Celgene Corporation, together with its subsidiaries (collectively "we," "our," "us," "Celgene" or the "Company"), is an integrated global biopharmaceutical company engaged primarily in the discovery, development and commercialization of innovative therapies for the treatment of cancer and inflammatory diseases through next-generation solutions in protein homeostasis, immuno-oncology, epigenetics, immunology and neuro-inflammation. Celgene Corporation was incorporated in the State of Delaware in 1986.
On January 2, 2019, we entered into a definitive merger agreement with Bristol-Myers Squibb Company (Bristol-Myers Squibb) under which Bristol-Myers Squibb will acquire Celgene in a cash and stock transaction with an equity value of approximately $74 billion, based on the closing price of Bristol-Myers Squibb shares of $52.43 on January 2, 2019, subject to the terms and conditions set forth therein.

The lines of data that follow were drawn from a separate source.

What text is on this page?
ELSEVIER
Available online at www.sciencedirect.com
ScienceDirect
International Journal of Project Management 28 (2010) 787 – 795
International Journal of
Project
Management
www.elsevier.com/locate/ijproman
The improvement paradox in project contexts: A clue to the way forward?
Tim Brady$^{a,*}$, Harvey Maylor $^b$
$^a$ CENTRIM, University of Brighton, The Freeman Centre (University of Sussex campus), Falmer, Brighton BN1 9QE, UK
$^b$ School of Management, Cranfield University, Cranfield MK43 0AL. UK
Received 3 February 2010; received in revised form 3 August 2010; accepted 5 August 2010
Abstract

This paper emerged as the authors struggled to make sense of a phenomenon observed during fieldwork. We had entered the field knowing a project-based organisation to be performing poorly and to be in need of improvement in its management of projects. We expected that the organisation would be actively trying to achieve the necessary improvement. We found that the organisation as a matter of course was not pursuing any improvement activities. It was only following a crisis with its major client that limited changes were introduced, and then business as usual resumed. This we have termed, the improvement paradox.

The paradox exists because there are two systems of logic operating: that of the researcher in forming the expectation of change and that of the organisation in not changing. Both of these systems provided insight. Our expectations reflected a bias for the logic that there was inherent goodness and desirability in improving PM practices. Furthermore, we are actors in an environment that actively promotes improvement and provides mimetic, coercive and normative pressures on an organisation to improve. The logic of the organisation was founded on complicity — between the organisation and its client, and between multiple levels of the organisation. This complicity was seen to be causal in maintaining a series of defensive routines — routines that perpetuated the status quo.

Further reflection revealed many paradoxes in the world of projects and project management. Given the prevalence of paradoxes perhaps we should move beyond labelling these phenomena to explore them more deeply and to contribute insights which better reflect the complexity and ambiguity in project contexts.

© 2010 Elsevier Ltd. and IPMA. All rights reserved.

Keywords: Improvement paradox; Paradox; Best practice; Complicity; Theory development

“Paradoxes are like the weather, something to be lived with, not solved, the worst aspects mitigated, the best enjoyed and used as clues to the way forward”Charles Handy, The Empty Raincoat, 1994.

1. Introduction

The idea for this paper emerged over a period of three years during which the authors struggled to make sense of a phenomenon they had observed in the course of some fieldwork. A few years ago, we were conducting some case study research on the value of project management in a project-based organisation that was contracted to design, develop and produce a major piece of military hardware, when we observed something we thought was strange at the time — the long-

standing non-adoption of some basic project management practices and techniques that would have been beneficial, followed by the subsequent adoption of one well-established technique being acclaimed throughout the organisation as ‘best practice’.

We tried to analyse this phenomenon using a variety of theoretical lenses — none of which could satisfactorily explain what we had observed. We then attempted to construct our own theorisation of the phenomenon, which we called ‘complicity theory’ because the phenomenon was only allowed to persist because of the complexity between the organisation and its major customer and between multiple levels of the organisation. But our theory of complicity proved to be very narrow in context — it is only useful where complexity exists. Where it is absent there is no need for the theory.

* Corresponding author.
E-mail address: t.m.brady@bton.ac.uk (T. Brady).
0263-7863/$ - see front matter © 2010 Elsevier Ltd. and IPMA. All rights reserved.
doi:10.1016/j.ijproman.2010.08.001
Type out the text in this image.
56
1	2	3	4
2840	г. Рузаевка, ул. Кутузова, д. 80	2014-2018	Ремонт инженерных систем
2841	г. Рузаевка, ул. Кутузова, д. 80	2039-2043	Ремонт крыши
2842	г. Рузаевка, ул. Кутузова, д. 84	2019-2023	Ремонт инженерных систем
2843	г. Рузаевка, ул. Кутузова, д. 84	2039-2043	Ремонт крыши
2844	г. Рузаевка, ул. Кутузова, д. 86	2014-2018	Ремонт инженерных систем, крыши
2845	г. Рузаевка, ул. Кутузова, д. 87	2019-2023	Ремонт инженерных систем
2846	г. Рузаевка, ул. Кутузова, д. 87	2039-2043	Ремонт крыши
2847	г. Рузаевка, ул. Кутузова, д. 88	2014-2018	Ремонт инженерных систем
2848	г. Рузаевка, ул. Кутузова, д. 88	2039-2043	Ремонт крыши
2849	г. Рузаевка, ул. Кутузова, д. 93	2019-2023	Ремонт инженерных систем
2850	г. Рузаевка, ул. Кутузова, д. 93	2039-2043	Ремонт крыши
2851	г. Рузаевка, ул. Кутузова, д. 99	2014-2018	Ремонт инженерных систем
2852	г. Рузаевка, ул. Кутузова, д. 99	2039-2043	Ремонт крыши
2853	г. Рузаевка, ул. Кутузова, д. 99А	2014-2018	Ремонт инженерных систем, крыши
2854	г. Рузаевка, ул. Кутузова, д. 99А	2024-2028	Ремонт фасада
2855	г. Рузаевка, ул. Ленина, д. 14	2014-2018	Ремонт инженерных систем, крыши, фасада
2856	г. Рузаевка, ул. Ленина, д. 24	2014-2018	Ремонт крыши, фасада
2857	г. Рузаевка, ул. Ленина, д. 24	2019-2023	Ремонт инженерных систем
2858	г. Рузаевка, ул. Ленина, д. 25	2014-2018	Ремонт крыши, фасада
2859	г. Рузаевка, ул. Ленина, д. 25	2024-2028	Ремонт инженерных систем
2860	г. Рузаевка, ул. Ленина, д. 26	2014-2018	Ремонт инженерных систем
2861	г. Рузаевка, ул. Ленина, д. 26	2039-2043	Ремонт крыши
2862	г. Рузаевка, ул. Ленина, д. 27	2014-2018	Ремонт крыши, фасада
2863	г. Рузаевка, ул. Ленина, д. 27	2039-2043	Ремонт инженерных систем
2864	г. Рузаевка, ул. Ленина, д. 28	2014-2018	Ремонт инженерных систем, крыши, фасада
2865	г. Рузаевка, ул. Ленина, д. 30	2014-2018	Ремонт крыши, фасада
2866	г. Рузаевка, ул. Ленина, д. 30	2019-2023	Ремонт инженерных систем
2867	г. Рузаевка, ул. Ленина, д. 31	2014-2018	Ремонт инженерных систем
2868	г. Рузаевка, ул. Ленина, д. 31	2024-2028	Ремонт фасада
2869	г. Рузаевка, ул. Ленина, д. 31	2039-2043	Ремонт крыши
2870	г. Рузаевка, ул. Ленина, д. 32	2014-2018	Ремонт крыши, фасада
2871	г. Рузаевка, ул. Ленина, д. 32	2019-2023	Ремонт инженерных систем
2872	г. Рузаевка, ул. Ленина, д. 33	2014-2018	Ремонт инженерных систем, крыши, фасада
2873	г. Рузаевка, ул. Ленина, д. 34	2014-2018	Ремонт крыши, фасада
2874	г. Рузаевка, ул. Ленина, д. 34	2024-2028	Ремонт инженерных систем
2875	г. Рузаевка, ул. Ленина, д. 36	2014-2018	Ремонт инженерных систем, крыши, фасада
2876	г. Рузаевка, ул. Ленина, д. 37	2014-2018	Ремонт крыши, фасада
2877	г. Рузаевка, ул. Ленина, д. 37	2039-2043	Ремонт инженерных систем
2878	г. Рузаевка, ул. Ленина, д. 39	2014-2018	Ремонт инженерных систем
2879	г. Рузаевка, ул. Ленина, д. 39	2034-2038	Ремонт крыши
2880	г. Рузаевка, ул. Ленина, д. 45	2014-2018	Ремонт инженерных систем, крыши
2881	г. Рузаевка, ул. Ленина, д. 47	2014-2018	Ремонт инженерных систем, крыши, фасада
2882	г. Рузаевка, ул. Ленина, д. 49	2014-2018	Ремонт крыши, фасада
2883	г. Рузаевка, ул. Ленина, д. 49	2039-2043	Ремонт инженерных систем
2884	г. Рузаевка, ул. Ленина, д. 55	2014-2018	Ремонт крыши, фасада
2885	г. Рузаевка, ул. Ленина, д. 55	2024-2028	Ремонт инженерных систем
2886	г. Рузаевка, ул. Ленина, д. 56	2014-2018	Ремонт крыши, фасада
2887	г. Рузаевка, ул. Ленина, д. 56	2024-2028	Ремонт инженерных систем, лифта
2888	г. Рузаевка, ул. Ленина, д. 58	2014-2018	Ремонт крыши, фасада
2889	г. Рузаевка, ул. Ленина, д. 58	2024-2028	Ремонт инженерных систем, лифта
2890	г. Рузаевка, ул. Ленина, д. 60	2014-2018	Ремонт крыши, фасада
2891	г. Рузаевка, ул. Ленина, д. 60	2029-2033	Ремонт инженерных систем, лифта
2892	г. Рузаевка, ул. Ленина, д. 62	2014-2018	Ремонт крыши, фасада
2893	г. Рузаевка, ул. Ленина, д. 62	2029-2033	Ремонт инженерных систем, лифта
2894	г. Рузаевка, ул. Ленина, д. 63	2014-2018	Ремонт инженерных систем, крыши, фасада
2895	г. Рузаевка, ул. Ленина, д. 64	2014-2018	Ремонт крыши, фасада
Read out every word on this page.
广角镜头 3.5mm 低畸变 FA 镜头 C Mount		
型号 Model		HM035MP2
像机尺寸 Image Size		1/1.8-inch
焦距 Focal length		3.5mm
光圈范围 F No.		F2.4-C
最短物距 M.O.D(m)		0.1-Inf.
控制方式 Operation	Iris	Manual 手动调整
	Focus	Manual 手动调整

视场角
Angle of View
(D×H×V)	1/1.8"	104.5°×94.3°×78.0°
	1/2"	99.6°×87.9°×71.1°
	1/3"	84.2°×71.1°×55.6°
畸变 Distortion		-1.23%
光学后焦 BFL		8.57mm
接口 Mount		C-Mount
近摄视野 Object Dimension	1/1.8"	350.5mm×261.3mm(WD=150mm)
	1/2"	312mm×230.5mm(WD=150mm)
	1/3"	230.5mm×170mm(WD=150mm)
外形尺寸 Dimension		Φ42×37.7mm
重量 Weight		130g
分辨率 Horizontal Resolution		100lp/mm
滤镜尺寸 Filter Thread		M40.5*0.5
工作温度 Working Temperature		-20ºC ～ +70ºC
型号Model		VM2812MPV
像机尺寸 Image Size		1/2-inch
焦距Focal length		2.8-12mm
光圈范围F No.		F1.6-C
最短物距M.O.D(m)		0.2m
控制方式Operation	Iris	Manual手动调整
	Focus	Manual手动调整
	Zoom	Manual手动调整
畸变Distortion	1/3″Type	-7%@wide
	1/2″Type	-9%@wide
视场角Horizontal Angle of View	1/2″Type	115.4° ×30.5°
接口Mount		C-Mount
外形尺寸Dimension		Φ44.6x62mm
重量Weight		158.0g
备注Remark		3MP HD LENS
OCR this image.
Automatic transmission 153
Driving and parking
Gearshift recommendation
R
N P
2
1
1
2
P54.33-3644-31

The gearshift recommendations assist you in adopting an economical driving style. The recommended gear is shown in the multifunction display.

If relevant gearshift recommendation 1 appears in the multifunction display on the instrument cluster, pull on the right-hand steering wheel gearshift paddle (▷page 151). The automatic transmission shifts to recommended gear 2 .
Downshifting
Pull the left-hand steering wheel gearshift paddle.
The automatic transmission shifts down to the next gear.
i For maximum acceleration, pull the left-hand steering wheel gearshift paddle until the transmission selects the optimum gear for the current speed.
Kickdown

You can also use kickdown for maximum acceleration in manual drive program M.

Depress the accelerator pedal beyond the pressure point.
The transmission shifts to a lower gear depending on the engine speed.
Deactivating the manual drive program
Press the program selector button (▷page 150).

The transaction is subject to approval by Bristol-Myers Squibb and Celgene shareholders and the satisfaction of customary closing conditions and regulatory approvals. Bristol-Myers Squibb and Celgene expect to complete the transaction in the third quarter of 2019. See Part I, Item 1A, "Risk Factors," Part II, Item 7, "Management's Discussion and Analysis of Financial Condition and Results of Operations," and Note 22 of the Notes to Consolidated Financial Statements included in this report for additional information regarding the transaction.
Our primary commercial stage products include REVLIMID®, POMALYST®/IMNOVID®, OTEZLA®, ABRAXANE®, and VIDAZA®.